Gewerkschaft: Zutrittstests für Geschäfte „realitätsfern“
Die Gewerkschaft GPA kritisierte wiederum die vorerst von 7. bis 10. April geplanten CoV-Zutrittstests im Handel in Ostösterreich. Ausgenommen sind Geschäfte des täglichen Bedarfs. „Die Eintrittstests im Handel sind realitätsfern und zur Pandemiebekämpfung ungeeignet“, so GPA-Chefin Barbara Teiber am Freitag in einer Aussendung. Teiber appellierte an Anschober, die Vorgehensweise zu überdenken. Die Sozialpartner würden zu Gesprächen bereitstehen.

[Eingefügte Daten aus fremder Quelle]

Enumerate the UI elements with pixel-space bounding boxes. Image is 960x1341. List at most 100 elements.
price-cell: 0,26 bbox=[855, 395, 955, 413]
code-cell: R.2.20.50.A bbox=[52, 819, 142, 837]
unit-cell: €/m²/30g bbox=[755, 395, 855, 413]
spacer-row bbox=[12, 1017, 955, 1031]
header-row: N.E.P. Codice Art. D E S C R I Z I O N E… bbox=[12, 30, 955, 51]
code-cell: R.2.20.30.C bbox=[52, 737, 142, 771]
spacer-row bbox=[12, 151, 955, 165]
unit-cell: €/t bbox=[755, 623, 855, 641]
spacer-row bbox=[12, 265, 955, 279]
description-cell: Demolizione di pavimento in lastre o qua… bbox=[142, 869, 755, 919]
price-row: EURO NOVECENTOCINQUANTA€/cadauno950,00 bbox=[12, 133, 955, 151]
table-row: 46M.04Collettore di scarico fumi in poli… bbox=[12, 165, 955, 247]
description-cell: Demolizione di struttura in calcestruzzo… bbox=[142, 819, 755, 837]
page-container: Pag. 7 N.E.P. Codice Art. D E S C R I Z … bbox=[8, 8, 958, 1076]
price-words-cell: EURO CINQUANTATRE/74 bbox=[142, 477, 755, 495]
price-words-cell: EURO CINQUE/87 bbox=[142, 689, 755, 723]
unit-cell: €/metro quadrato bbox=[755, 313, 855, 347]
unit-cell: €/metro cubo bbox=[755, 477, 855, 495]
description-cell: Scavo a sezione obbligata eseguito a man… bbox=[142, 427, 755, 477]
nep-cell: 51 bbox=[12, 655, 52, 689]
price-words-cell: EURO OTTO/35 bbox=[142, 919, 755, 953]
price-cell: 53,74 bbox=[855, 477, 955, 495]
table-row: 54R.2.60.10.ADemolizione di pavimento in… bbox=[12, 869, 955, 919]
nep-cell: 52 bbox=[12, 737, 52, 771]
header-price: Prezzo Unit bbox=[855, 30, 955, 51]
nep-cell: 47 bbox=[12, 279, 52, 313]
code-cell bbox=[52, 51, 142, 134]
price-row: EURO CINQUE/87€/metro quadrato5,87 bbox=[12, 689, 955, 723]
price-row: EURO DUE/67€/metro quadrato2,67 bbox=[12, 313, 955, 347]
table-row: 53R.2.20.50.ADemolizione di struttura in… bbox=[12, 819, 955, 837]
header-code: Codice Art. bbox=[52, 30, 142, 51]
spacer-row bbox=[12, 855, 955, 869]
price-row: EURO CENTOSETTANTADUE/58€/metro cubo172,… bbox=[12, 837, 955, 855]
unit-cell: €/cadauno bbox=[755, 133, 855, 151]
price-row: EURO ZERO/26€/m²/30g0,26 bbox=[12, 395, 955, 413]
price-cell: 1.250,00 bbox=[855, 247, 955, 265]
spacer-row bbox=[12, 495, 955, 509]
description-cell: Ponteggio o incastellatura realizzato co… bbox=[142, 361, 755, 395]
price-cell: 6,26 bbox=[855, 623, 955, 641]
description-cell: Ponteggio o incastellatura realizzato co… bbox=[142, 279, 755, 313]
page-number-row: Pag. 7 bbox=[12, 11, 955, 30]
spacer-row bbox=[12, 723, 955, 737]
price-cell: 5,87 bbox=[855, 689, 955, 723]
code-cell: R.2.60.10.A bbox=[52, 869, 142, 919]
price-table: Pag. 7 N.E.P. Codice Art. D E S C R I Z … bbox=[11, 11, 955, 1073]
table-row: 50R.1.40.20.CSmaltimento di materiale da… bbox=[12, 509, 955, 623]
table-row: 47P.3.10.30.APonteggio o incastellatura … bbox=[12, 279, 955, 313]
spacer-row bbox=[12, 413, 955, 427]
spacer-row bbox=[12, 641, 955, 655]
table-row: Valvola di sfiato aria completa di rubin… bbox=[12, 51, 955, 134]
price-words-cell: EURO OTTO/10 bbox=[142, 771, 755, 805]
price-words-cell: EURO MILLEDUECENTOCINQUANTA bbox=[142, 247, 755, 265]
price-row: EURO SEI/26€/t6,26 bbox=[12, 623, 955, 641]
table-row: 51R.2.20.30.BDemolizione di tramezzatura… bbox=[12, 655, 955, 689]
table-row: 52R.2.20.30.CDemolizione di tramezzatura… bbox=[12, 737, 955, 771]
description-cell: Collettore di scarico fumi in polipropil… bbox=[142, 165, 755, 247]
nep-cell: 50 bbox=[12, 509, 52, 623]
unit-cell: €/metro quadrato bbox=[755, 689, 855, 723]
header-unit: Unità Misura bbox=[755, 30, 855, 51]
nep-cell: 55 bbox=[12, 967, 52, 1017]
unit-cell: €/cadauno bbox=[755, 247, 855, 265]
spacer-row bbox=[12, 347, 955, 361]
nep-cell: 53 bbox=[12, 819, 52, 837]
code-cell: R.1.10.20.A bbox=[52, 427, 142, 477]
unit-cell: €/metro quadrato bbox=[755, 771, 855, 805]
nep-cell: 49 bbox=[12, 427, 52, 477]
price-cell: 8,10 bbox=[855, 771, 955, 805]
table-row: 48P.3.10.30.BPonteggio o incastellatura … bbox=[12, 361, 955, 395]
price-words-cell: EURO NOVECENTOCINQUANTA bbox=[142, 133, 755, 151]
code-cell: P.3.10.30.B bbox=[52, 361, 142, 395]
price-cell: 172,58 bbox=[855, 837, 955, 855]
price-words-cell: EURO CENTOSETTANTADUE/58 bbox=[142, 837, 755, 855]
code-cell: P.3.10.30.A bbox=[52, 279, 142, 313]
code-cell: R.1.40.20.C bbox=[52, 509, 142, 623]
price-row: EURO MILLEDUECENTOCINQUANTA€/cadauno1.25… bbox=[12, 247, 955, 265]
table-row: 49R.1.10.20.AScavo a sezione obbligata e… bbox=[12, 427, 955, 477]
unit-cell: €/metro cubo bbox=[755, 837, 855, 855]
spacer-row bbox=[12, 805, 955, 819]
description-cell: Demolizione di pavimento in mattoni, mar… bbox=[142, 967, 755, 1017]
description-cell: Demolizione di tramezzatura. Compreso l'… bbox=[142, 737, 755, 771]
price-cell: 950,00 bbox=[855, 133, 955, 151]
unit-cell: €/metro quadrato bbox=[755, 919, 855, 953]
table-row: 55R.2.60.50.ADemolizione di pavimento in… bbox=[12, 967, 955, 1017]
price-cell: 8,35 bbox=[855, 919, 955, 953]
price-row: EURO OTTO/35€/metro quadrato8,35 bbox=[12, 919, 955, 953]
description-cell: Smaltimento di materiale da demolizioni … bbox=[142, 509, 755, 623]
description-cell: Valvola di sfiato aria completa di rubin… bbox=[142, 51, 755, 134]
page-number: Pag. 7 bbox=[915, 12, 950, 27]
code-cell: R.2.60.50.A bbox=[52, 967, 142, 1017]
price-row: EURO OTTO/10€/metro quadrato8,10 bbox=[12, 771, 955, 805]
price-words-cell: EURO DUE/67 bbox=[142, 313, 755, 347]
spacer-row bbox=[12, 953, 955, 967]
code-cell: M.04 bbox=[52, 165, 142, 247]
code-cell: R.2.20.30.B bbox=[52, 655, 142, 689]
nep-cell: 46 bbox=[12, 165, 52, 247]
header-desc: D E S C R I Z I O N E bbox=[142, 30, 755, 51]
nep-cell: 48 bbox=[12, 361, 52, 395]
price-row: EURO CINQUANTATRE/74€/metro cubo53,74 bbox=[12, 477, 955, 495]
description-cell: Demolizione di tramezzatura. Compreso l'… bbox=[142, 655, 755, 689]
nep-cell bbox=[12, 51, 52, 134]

WKÖ-Handelsobmann Rainer Trefelik und Handelsobmann-Geschäftsführer Rainer Will sehen die Eintrittstests ebenfalls kritisch und warnten vor hohen Umsatzausfällen. Seit 8. Februar muss in Österreich beim Friseur und anderen körpernahen Dienstleistern ein negativer Test vorgewiesen werden. „Der Handel ist nicht mit körpernahen Dienstleistungen zu vergleichen, wo einerseits oft Termine ausgemacht werden und andererseits wesentlich weniger Kundinnen und Kunden pro Beschäftigten im Geschäft sind“, sagte die GPA-Chefin. Der Aufwand für Kontrollen im sei Handel sei ungleich höher. „Es ist den Handelsangestellten nicht zumutbar, Hilfssheriff spielen zu müssen.“
Anschober appelliert an Bevölkerung
Gesundheitsminister Anschober verteidigte hingegen die Osterruhe weiter und appellierte an die Bevölkerung, sich an die Maßnahmen zu halten. Diese „werden uns helfen, die schwierige Herausforderung zu schaffen. Entscheiden werden wir aber selbst. Tagtäglich mit unserem Beitrag, mit Verantwortung und Zusammenhalt – wir können und werden ein Teil der Lösung sein“, sagte Anschober.